We soon reach the parking space designated for cars and minivans near the crater site. From there, we had to walk up a little bit more before we reach the crater proper. True to it’s lesser popularity, there were only a few shops opened selling food and trinkets in the area and there were less visitors at Kawah Putih than I would assume would be in Tangkuban Perahu. The air was definitely cooler up there as we started our walk up to the crater. Passing the people selling shawls and headgear for more cooler days as well as the numerous strawberry stands (15,000 Rph per box), we finally saw our first sight of the crater lake of Kawah Putih. We could of course smell the sulfur coming out of it but the surreal greenish-white lake surrounded by mist quickly made us forget the smell that surrounded us.

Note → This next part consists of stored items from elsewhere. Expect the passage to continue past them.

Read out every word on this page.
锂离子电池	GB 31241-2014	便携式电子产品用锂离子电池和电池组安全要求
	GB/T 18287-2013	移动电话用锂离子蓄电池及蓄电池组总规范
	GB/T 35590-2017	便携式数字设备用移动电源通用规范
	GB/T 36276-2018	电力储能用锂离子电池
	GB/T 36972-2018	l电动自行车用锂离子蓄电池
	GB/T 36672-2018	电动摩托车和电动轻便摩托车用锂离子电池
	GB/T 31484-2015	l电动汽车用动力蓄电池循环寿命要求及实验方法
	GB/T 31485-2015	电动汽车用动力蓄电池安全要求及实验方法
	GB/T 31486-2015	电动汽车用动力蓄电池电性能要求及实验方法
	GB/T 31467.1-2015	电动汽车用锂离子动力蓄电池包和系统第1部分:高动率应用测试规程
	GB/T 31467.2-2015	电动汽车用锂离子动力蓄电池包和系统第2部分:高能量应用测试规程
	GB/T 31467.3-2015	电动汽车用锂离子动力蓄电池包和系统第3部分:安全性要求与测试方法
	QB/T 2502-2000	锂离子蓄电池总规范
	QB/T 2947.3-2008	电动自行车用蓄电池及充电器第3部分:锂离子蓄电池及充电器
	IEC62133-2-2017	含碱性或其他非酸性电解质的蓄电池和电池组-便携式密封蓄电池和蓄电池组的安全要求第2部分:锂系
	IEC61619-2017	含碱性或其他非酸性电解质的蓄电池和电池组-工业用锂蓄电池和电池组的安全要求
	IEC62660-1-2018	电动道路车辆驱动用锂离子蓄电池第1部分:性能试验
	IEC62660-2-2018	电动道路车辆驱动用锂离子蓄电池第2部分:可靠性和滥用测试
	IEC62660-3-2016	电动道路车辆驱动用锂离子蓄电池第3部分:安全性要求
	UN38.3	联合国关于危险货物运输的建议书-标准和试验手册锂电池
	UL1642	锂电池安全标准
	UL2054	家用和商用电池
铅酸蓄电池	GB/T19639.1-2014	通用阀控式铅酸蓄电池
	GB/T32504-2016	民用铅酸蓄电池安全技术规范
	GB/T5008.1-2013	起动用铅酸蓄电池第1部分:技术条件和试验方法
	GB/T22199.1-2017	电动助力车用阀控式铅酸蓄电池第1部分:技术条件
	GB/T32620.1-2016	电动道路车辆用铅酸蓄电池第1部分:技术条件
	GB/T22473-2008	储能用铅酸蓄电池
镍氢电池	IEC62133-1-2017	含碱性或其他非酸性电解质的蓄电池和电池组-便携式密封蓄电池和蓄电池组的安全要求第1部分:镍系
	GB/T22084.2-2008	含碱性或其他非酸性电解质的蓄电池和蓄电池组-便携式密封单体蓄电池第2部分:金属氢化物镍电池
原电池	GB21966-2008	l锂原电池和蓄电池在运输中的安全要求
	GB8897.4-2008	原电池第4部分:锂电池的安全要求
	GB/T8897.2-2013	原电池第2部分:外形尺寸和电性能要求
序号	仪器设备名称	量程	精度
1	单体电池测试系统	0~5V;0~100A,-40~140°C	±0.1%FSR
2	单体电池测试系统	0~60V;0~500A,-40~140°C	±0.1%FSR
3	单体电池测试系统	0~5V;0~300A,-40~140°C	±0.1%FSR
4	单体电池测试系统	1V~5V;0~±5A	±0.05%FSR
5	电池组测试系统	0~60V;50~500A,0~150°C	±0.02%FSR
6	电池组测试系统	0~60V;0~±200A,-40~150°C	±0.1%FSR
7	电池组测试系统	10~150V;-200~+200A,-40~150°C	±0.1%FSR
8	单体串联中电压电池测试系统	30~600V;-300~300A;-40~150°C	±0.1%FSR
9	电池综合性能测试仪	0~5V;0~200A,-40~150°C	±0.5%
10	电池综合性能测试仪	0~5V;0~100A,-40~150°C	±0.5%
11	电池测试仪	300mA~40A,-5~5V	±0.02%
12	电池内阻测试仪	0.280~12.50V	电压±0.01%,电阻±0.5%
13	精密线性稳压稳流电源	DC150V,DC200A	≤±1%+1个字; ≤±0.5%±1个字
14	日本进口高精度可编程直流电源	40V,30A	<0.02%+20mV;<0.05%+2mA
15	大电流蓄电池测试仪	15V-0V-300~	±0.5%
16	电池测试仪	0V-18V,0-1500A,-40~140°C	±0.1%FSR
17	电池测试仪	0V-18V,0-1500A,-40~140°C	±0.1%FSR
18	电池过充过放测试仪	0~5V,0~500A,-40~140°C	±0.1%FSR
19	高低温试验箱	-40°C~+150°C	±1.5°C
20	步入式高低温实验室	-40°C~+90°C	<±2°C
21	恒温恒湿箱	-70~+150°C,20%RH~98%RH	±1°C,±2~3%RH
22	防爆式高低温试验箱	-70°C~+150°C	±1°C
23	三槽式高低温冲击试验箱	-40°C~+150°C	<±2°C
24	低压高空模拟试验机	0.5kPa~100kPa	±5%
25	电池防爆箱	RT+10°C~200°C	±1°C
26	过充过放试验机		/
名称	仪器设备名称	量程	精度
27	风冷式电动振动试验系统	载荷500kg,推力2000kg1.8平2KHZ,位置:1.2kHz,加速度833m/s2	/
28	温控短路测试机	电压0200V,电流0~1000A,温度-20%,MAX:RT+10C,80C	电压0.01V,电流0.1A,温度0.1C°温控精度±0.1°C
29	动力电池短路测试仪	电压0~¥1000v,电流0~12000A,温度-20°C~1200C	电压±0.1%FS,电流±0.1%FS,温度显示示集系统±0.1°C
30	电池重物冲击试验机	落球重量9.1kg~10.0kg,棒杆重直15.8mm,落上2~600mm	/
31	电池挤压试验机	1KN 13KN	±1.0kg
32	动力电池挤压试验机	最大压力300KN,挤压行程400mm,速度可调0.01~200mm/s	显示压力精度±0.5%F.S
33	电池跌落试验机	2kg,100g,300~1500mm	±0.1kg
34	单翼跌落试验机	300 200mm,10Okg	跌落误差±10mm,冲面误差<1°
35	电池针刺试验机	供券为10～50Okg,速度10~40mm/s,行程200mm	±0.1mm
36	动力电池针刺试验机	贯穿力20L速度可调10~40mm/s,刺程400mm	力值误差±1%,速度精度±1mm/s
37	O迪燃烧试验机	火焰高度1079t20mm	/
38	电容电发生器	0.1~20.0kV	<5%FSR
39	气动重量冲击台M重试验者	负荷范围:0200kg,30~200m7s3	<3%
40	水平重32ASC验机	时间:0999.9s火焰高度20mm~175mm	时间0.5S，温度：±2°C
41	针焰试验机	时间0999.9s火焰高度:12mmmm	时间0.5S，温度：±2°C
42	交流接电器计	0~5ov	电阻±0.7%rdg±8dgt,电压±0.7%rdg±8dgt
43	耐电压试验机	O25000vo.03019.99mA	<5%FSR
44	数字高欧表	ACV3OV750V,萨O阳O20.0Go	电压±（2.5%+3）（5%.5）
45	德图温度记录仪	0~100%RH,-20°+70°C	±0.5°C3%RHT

(On approach to the Kawah Putih lake)

It was like nothing I have ever seen in Malaysia. The rainwater that had accumulated in the crater mixed with the minerals in the ground and heated by the volcanic heat still present in the area gave it it’s unique coloring. I would think that with the sulfur that was previously mined in the area, the waters would be more yellowish but is was not so at the lake. I’m guessing there were other elements in play (lead?) which gave it the greenish-white hue to the waters. Since the crater lake was not a very big one, we were able to walk almost all the way around it except to the parts where the lake met the almost vertical crater lip that towered high above the lake level. The water itself was quite warm to the touch and supposedly the waters were therapeutic for some skin diseases but we didn’t go wading into the lake especially where there were no signs indicating that it was safe to walk into the lake.

(Some views surrounding the lake)

There were still a lot of trees surrounding the lake and a lot of them were twisted and gnarled for what I’m guessing was the effect of the composition of the soil there. According to the literature, there hasn’t been any historical eruption of the crater so there were not many signs of volcanic activity in the area apart from the crater and the heated lake. As we walked around the lake, winds would occasionally gust through the treetops down into the crater lake which lifted the mist that blanketed most of it. This gave us views of the other side of the lake where it met the vertical crater lip on the other side of the lake bank. Of course the mist would quickly descend down again once the winds stopped blowing to hide everything again in it’s cool embrace.

(Sample of vegetation surrounding the lake)

(Scenes that we saw when the mist was blown off the lake surface by the winds)

We spent almost 2 hours at the lake taking pictures of it and ourselves at the lake knowing that it was not something that we get to see that often. For me personally, it was something that I always dreamed to see and here I was seeing the beauty of a lake in a crater of a volcano in Indonesia. It was then that I really felt that this trip was becoming all that I had planned and dreamed about and that this was really just the beginning of our journey of discovery.